Tuesday, October 16, 2018


Joseph Epstein is a "bookish" person. I enjoyed reading his "The Bookish Life."
  • So many books are there in the world that no one can get round to even all the best among them, and hence no one can claim to be truly well-read. Some ­people are merely better-read than others.
  • The bookish life can have no goal: It is all means and no end. The point, I should say, is not to become immensely knowledgeable or clever, and certainly not to become learned.
  • The act of reading—office memos, newspaper articles on trade and monetary policy, and bureaucratic bumpf apart—should if possible never be separable from pleasure.

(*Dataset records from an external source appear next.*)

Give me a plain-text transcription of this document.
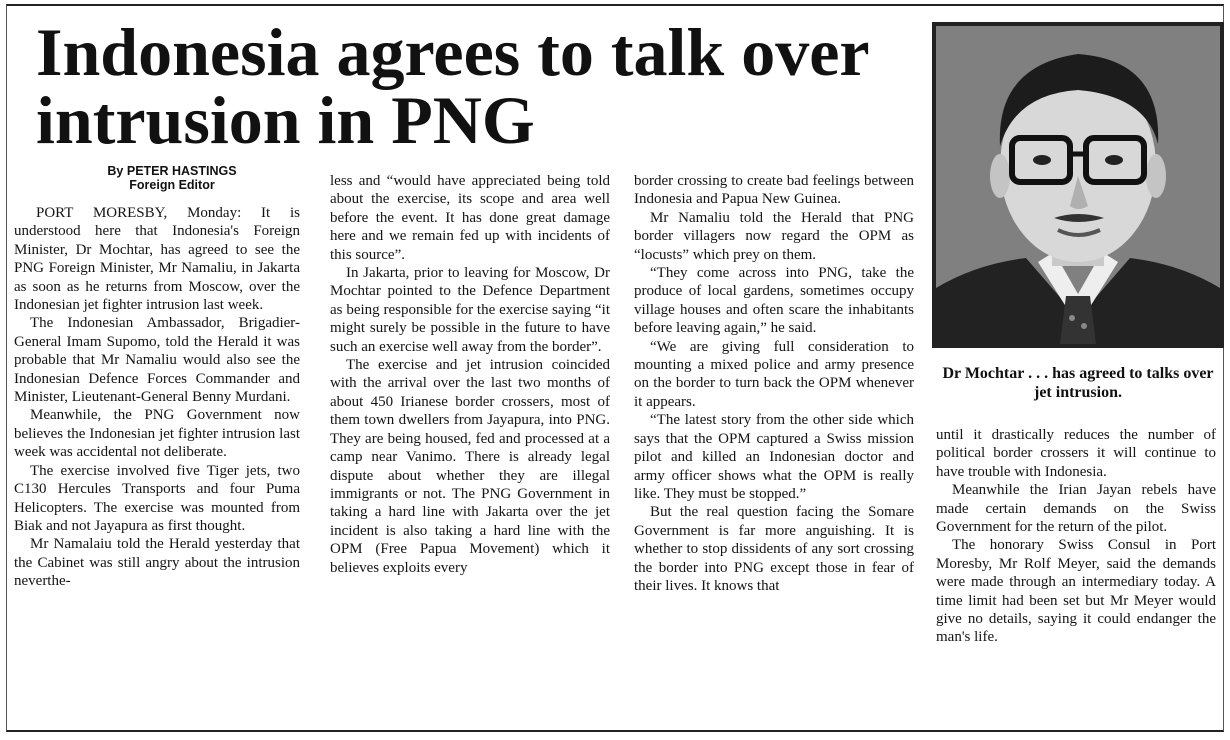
Indonesia agrees to talk over intrusion in PNG
By PETER HASTINGS
Foreign Editor

PORT MORESBY, Monday: It is understood here that Indonesia's Foreign Minister, Dr Mochtar, has agreed to see the PNG Foreign Minister, Mr Namaliu, in Jakarta as soon as he returns from Moscow, over the Indonesian jet fighter intrusion last week.

The Indonesian Ambassador, Brigadier-General Imam Supomo, told the Herald it was probable that Mr Namaliu would also see the Indonesian Defence Forces Commander and Minister, Lieutenant-General Benny Murdani.

Meanwhile, the PNG Government now believes the Indonesian jet fighter intrusion last week was accidental not deliberate.

The exercise involved five Tiger jets, two C130 Hercules Transports and four Puma Helicopters. The exercise was mounted from Biak and not Jayapura as first thought.

Mr Namalaiu told the Herald yesterday that the Cabinet was still angry about the intrusion neverthe-

less and “would have appreciated being told about the exercise, its scope and area well before the event. It has done great damage here and we remain fed up with incidents of this source”.

In Jakarta, prior to leaving for Moscow, Dr Mochtar pointed to the Defence Department as being responsible for the exercise saying “it might surely be possible in the future to have such an exercise well away from the border”.

The exercise and jet intrusion coincided with the arrival over the last two months of about 450 Irianese border crossers, most of them town dwellers from Jayapura, into PNG. They are being housed, fed and processed at a camp near Vanimo. There is already legal dispute about whether they are illegal immigrants or not. The PNG Government in taking a hard line with Jakarta over the jet incident is also taking a hard line with the OPM (Free Papua Movement) which it believes exploits every

border crossing to create bad feelings between Indonesia and Papua New Guinea.

Mr Namaliu told the Herald that PNG border villagers now regard the OPM as “locusts” which prey on them.

“They come across into PNG, take the produce of local gardens, sometimes occupy village houses and often scare the inhabitants before leaving again,” he said.

“We are giving full consideration to mounting a mixed police and army presence on the border to turn back the OPM whenever it appears.

“The latest story from the other side which says that the OPM captured a Swiss mission pilot and killed an Indonesian doctor and army officer shows what the OPM is really like. They must be stopped.”

But the real question facing the Somare Government is far more anguishing. It is whether to stop dissidents of any sort crossing the border into PNG except those in fear of their lives. It knows that

Dr Mochtar . . . has agreed to talks over jet intrusion.

until it drastically reduces the number of political border crossers it will continue to have trouble with Indonesia.

Meanwhile the Irian Jayan rebels have made certain demands on the Swiss Government for the return of the pilot.

The honorary Swiss Consul in Port Moresby, Mr Rolf Meyer, said the demands were made through an intermediary today. A time limit had been set but Mr Meyer would give no details, saying it could endanger the man's life.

  • Some of the best of all books are those one loved when young and finds even better in later life. .... The frisson afforded by rereading is the discovery not only of things one missed the first time round but of the changes in oneself.
  • Unlike with friends, we spend time with books only because we truly wish to be in their company. We never have to ask what they thought of us. Clashes of egotism have nothing to do with the bookish relationship. Perhaps best of all, when we tire of books, unlike tiring of friends, we close them and replace them on the shelf.
  • Reading may not be the same as conversation, but reading the right books, the best books, puts us in the company of men and women more intelligent than ourselves. Only by keeping company with those smarter than ourselves, in books or in persons, do we have a chance of becoming a bit smarter.